It’s hot out there! We spoke with Registered Dietitian Alissa McLarty and our Supervisor of Sports Medicine Cody Walker about how to stay hydrated in the summer sun. 

Hydration and Kids

Staying hydrated is especially important during the summer to help prevent the risk of heat stress. Children are often more active during summer due to extra free time. Heightened activity combined with high temperatures causes more sweating and an increased need to replace fluids that prevent dehydration.

Sweating is the body's way of maintaining a normal temperature? It cools the body and prevents the excessive build-up of internal heat. Replacing that lost water is essential for our bodies to function properly. Water also aids in the digestion and absorption of food and nutrients, assists in new tissue development and regulates the processes of living cell's and chemical reactions. Staying hydrated can even help improve concentration, focus and mood.

    Even with increased perspiration during the summer, it is possible to stay hydrated by implementing a few key strategies:

  • Carrying a refillable water bottle can encourage and remind children to drink water throughout the day. Adding fun stickers or personalizing the water bottle can help make it more fun to carry and use.
  • Lead by example to better encourage the habit of drinking water. Emphasize water as the beverage of choice!
  • Offer water with each meal and snack to help meet the daily fluid goal, which is generally six to eight glasses of water per day.
  • Drink water before, during and after physical activities.
  • Limit caffeinated drinks, such as coffee, tea, and soda. These beverages can have a dehydrating effect.
  • Add lemon, lime or orange slices to a glass of water for flavor.

Hydration and Athletes

Staying hydrated is important for athletes, especially during summer practices and workouts. Dehydrated athletes not only have an increased risk for heat-related illnesses but can also see reductions in their ability to perform at high levels. Athletes who are better-hydrated perform and recover better after intense rounds of exercise. The key to success is developing an individualized hydration strategy to set the athlete up for success.

    Athletes can maintain proper hydration by utilizing the following tips:

  • An easy way to know if you are well hydrated is to monitor your urine color.
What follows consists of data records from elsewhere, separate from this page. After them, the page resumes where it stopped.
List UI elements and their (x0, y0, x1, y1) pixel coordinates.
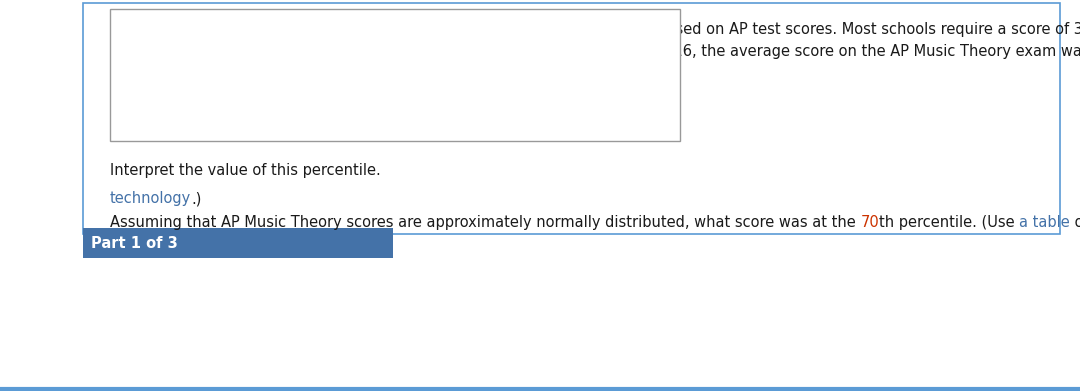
Bar (83, 3, 1059, 234)
Text: a table: a table (1020, 215, 1070, 230)
Text: Part 1 of 3: Part 1 of 3 (91, 235, 178, 251)
Text: or: or (1070, 215, 1080, 230)
Text: Many colleges in the United States grant credits or advanced placement based on : Many colleges in the United States grant… (121, 22, 1080, 81)
Bar (110, 9, 680, 141)
Text: Assuming that AP Music Theory scores are approximately normally distributed, wha: Assuming that AP Music Theory scores are… (110, 215, 861, 230)
Text: .): .) (191, 191, 202, 206)
Text: Interpret the value of this percentile.: Interpret the value of this percentile. (110, 163, 381, 178)
Text: 70: 70 (861, 215, 879, 230)
Text: technology: technology (110, 191, 191, 206)
Text: th percentile. (Use: th percentile. (Use (879, 215, 1020, 230)
Bar (83, 228, 393, 258)
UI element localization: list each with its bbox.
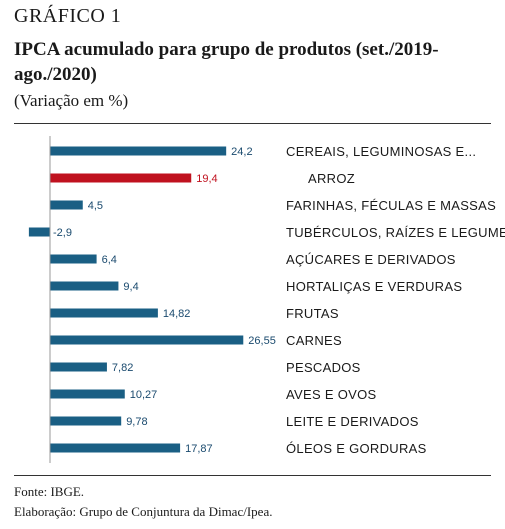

A light yellow or clear urine is a sign that you are properly hydrated. If your urine is a dark yellow, you are dehydrated and should drink more clear fluids.
  • Start each practice well-hydrated. This may require the athlete to wake up early and consume fluids before morning practices.
  • Hydrate during practice by drinking cool water. Athletes should drink when thirsty because thirst is the body's best way of telling us that we need water.
  • Athletes performing in longer practice or endurance events (such as an hour or more of constant work) can hydrate with fluids containing electrolytes and carbohydrates such as Gatorade. These drinks can help replace lost minerals that happen through sweating.
  • Rehydrate after practice using cool, clear liquids and maintain a well-balanced diet of fruits, veggies and high protein foods. Athletes can track their sweat loss by weighing themselves before and after practice. Athletes should aim to replace every pound of lost weight with 16 to 24 oz. of water.